1. "O Hamlet, what a falling off was there!" sounds a lot more to me
like Hamlet Sr. lamenting the fact his wife was cheating behind his
back. Of course, he could have alienated his wife. There's just no
textual proof of that (and if he did, why does she feel so guilty in the
scene with Hamlet Jr.?).

2. Okay, yeah, sexual humor from college students. Big whoopin' surprise
there.

3. I'd set the men of this play against the women any day of the week.
Of the two women's roles you have Gertrude cheating on her husband and
then marrying his brother before the body's scarcely cold and then you
have Ophelia who dumps Hamlet like a cold turkey without a word of
explanation and then pops back into his life a couple months later for
the *sole* purpose of manipulating him. On the other hand, the character
of the majority of the men in the play is unimpingeable when it comes to
women.

Justin Bacon
This email address is being protected from spambots. You need JavaScript enabled to view it.

[3]-------------------------------------------------------------
From:           John P. Dwyer <This email address is being protected from spambots.

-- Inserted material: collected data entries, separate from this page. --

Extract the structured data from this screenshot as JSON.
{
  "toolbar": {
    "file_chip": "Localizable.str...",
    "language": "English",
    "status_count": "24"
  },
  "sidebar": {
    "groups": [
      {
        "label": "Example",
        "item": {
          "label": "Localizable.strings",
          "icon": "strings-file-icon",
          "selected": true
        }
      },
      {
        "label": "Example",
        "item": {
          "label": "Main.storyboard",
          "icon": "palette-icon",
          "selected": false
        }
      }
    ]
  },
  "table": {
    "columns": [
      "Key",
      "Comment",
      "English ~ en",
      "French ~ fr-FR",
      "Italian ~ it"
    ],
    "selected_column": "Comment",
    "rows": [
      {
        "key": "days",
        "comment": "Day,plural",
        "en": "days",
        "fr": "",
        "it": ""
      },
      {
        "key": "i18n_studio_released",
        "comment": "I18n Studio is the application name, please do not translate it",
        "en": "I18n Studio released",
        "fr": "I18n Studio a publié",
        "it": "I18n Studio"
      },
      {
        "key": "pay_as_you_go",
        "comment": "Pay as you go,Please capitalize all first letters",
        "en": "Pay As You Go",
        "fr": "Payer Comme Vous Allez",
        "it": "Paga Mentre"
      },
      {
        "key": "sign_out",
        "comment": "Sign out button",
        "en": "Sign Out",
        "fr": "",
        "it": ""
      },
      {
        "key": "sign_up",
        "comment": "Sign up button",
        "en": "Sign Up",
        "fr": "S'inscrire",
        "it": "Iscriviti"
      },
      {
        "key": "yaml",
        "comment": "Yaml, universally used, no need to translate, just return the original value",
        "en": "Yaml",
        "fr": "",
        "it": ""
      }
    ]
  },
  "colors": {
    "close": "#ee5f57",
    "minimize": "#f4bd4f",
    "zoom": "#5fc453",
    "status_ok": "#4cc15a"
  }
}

You need JavaScript enabled to view it.>
Date:           Saturday, 30 May 1998 07:25:05 -0400
Subject: 9.0506 Branagh's Hamlet
Comment:        Re: SHK 9.0506 Branagh's Hamlet

I think there's a bit too much Holden Caulfield-like analysis of actors
in recent complaints about Branagh's _Hamlet_.  The more often I view it
(the whole way through), the better I like it.